The ‘Lying Chinese’ redux

Ultimately, lab-leak conspiracy theorists resort to these ever-shifting appeals to possible explanations like “no-see’m” and “serial passage” (without arguing for a specific scenario), and reject the credibility of scientists, because there is no evidence for a lab leak or laboratory manipulation of SARS-CoV-2. Some even go so far as to speculate that Chinese scientists have been using U.S. grant money to conduct GoF research in secret, as when Senator John Kennedy (R-LA) questioned Anthony Fauci on whether “the Chinese” would “lie” to him, since the grants typically cited as “evidence” don’t prove that the WIV was doing GoF research.

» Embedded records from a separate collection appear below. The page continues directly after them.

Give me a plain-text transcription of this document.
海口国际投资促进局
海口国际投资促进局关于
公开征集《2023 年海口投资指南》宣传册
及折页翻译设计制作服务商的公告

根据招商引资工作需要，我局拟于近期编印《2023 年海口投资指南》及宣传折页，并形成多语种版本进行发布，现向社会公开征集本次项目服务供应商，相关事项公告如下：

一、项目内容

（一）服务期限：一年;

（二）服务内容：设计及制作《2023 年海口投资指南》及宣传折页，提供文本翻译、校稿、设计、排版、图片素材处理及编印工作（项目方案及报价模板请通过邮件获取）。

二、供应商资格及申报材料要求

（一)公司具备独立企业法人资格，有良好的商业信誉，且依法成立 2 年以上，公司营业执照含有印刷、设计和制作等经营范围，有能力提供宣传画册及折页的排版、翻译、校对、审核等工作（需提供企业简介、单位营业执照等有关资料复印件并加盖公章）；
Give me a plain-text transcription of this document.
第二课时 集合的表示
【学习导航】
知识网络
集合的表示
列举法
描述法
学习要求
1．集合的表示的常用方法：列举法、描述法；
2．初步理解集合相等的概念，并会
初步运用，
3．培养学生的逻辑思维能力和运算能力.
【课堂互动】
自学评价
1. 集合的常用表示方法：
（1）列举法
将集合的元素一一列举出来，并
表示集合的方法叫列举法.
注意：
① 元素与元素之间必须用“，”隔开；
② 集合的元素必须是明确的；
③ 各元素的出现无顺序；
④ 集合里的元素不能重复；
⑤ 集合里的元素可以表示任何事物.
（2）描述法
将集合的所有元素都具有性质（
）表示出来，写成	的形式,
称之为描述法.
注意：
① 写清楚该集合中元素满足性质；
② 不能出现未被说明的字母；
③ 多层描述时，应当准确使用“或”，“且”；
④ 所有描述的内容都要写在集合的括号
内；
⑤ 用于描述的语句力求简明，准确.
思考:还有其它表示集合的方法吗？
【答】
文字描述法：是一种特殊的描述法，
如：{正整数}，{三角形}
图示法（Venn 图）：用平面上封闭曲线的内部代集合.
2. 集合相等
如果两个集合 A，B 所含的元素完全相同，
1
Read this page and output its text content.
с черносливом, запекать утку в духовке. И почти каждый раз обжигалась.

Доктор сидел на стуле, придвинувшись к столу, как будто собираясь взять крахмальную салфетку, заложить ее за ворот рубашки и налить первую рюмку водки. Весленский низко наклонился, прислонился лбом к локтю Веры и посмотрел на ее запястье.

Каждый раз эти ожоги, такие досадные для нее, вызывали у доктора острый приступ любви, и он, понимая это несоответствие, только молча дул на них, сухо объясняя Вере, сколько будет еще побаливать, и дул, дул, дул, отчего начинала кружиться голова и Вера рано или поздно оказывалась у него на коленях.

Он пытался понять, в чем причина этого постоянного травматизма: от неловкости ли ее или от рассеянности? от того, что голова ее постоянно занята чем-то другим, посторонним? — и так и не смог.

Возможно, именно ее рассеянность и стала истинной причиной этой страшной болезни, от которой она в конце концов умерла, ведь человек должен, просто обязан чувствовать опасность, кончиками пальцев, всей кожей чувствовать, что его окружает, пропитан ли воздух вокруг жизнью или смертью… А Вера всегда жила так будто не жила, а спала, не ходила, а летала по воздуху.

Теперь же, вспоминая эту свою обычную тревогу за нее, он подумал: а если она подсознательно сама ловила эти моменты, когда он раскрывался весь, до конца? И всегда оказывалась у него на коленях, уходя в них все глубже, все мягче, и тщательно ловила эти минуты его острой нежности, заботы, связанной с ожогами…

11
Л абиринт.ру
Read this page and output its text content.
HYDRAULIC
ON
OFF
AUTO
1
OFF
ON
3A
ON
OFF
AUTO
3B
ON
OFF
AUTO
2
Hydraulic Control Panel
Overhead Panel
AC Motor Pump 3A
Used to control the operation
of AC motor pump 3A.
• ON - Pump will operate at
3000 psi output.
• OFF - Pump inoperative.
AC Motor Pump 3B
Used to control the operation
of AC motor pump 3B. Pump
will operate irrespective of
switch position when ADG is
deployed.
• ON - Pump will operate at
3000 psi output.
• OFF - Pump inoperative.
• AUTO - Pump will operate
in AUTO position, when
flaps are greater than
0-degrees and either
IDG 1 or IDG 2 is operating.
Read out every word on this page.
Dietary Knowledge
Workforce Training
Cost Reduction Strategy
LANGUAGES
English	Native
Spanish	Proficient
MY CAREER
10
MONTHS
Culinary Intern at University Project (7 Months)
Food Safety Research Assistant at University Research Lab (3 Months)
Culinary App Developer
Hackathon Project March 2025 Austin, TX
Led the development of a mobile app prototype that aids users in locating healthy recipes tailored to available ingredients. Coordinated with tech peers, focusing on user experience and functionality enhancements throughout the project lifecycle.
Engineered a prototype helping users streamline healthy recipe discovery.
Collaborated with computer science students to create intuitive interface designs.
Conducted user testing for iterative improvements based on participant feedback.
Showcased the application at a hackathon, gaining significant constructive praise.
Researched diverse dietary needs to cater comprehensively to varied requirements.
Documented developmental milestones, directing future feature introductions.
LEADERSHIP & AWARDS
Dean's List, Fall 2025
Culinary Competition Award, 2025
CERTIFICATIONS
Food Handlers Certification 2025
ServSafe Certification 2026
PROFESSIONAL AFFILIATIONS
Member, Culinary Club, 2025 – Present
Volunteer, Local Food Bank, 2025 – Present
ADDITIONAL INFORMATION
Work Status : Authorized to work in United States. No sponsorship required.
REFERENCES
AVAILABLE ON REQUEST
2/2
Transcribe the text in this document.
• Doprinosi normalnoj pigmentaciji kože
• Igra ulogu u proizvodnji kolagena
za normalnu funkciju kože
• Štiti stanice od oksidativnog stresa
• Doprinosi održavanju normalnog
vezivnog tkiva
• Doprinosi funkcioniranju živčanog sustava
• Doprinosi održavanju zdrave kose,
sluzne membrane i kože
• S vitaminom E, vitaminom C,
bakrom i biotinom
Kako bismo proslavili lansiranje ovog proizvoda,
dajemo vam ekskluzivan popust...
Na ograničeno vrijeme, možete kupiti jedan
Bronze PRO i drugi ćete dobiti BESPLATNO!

GoF research is subject to intense government scrutiny and oversight and is hard to do under the radar. But even if it were true that the WIV was conducting GoF research, it has no relevance to the Covid-19 pandemic unless it can be shown that it possessed SARS-CoV-2, or an undisclosed virus that is genetically closer to it than is RaTG13, prior to the pandemic. GoF research on known viruses being unable to create SARS-CoV-2 may be why some accuse the WIV of possessing an undisclosed virus and hiding research on it from international scientists with whom they collaborate. However, Dr. Shi has denied that she conducted or collaborated on any GoF experiments on coronaviruses that weren’t published, and many scientists have also pointed out there’s “no evidence that the WIV sequenced a virus that is closer to SARS-CoV-2 than [is] RaTG13, and no reason to hide research on a SARS-CoV-2-like virus prior to the COVID-19 pandemic.”

These neverending accusations and assumptions that Chinese scientists are lying, without evidence, are rooted in Orientalist tropes of the “dishonest Chinese” based on centuries of Western Yellow Peril propaganda, which is why some equate lack of evidence for a lab leak with evidence of a “coverup.”